En raison de sa fermeté prétendument «républicaine», ce credo fut accueilli par des applaudissements sur les bancs socialistes. Mais aux quatre coins du pays, c’est un autre credo, et un sens différent de la République, qu’ont exprimé des manifestants écologistes et des sympathisants d’extrême gauche et aussi, tout simplement, des citoyens soucieux des libertés publiques. Ceux-là, sur les réseaux sociaux et dans la rue, ont crié leur révolte et leur dégoût, devant ce qui leur semble une évidence : si le gendarme, qui a causé la mort de Rémi Fraisse, n’a pas été sanctionné par sa hiérarchie, il ne le sera pas davantage pénalement. Une impunité vécue comme une injustice insupportable.
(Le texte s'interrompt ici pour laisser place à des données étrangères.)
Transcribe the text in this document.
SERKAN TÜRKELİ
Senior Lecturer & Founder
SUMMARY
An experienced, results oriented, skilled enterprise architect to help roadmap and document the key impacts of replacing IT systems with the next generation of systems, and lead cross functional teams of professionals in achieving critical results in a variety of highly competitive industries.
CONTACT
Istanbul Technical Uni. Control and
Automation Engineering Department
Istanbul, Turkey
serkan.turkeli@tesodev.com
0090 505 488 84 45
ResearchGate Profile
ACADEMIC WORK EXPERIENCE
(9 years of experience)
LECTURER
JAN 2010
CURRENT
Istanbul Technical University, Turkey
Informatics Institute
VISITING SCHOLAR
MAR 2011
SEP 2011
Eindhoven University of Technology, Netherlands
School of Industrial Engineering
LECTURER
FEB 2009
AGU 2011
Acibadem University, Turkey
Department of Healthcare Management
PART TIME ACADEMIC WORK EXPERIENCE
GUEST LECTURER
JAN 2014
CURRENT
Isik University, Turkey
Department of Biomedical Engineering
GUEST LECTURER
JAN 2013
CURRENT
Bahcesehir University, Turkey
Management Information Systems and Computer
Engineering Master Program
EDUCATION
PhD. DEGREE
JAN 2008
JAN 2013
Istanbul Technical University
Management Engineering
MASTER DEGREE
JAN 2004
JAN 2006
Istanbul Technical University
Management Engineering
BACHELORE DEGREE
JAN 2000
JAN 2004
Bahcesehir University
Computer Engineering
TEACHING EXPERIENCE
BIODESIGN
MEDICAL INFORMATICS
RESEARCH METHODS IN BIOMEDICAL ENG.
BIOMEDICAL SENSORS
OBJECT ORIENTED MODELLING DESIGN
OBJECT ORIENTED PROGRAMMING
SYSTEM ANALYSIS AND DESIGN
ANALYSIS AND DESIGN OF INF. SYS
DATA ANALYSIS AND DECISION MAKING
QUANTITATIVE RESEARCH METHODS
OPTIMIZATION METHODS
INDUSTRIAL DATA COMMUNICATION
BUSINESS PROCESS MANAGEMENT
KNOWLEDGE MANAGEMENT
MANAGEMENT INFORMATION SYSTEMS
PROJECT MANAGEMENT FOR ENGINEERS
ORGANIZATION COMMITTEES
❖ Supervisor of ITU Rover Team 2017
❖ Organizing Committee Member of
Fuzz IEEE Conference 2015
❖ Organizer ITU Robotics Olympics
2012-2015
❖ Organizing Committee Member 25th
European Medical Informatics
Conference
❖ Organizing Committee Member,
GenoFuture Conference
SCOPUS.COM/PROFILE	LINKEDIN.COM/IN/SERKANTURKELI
Comment expliquer une divergence de vue aussi abyssale ? Peut-être en se tournant vers la sociologie des professions. Comme l’a souligné, en effet, dans les années 50 le sociologue américain Everett Hughes, une question décisive pour les professionnels d’un secteur donné est celle de leur degré de maîtrise sur la définition de ce qu’est une erreur dans leur activité (1). «Le groupe des collègues, écrit Hughes, considère qu’il est le seul à connaître les aléas techniques et que, par conséquent, il devrait se voir reconnaître le droit exclusif de dire si une erreur a été commise.» Ainsi, les plombiers estiment généralement que c’est aux plombiers, et non pas à leurs clients, de dire si un travail de plomberie a été correctement effectué. De même que les enseignants pensent qu’ils sont les seuls à pouvoir vraiment juger si une erreur pédagogique a été commise vis-à-vis d’un élève. La plupart du temps, ajoute Hughes, les professionnels pensent que les profanes ne peuvent tout simplement pas comprendre les aléas de leur métier : «Les profanes, se disent les professionnels, ne sont pas aptes à comprendre ce qu’est réellement notre métier. Ils ne tolèrent pas que nous commettions la moindre erreur. Mais nous savons, nous, que commettre un jour ou l’autre une erreur, dans un métier comme le nôtre, est inévitable.» Selon Hughes, ce raisonnement conduit parfois les membres de certains groupes professionnels à faire preuve, en public, d’un silence absolu sur les erreurs de leurs collègues, parce qu’en parler publiquement pourrait suggérer aux profanes qu’ils ont leur mot à dire sur de telles erreurs.

De ce point de vue, l’attitude de Manuel Valls a de quoi rassurer les forces de l’ordre. Ses propos, comme la très forte probabilité que l’enquête en cours n’aboutira à aucune poursuite pénale, leur démontrent que l’Etat contribue à placer quasi exclusivement du côté des professionnels qu’ils sont, et non pas du côté des profanes qu’ils administrent, le pouvoir de définir ce que sont les erreurs qu’eux-mêmes peuvent commettre. L’objectif - permettre aux forces de l’ordre de travailler sereinement - semble être atteint. Cependant, c’est au prix d’un message assez étrange adressé à la population. Un message qu’on pourrait formuler ainsi : «Il est vrai que les gens chargés de votre sécurité peuvent porter atteinte à votre intégrité physique et même, vous ôter la vie, ou l’ôter à votre enfant ou à l’un de vos proches. Mais cela ne veut pas dire qu’ils commettent ce faisant une erreur. Sachez en tout cas que vous n’êtes pas les mieux placés pour savoir s’ils en commettent vraiment une». Pas sûr qu’un tel message contribue à créer, entre les forces de l’ordre et la population, un climat aussi serein que ça.

(1) Everett C. Hughes, «le Regard sociologique», éditions de l’EHESS, 1996.

Cyril Lemieux est sociologue, directeur d’études à l’Ecole des hautes études en sciences sociales (EHESS).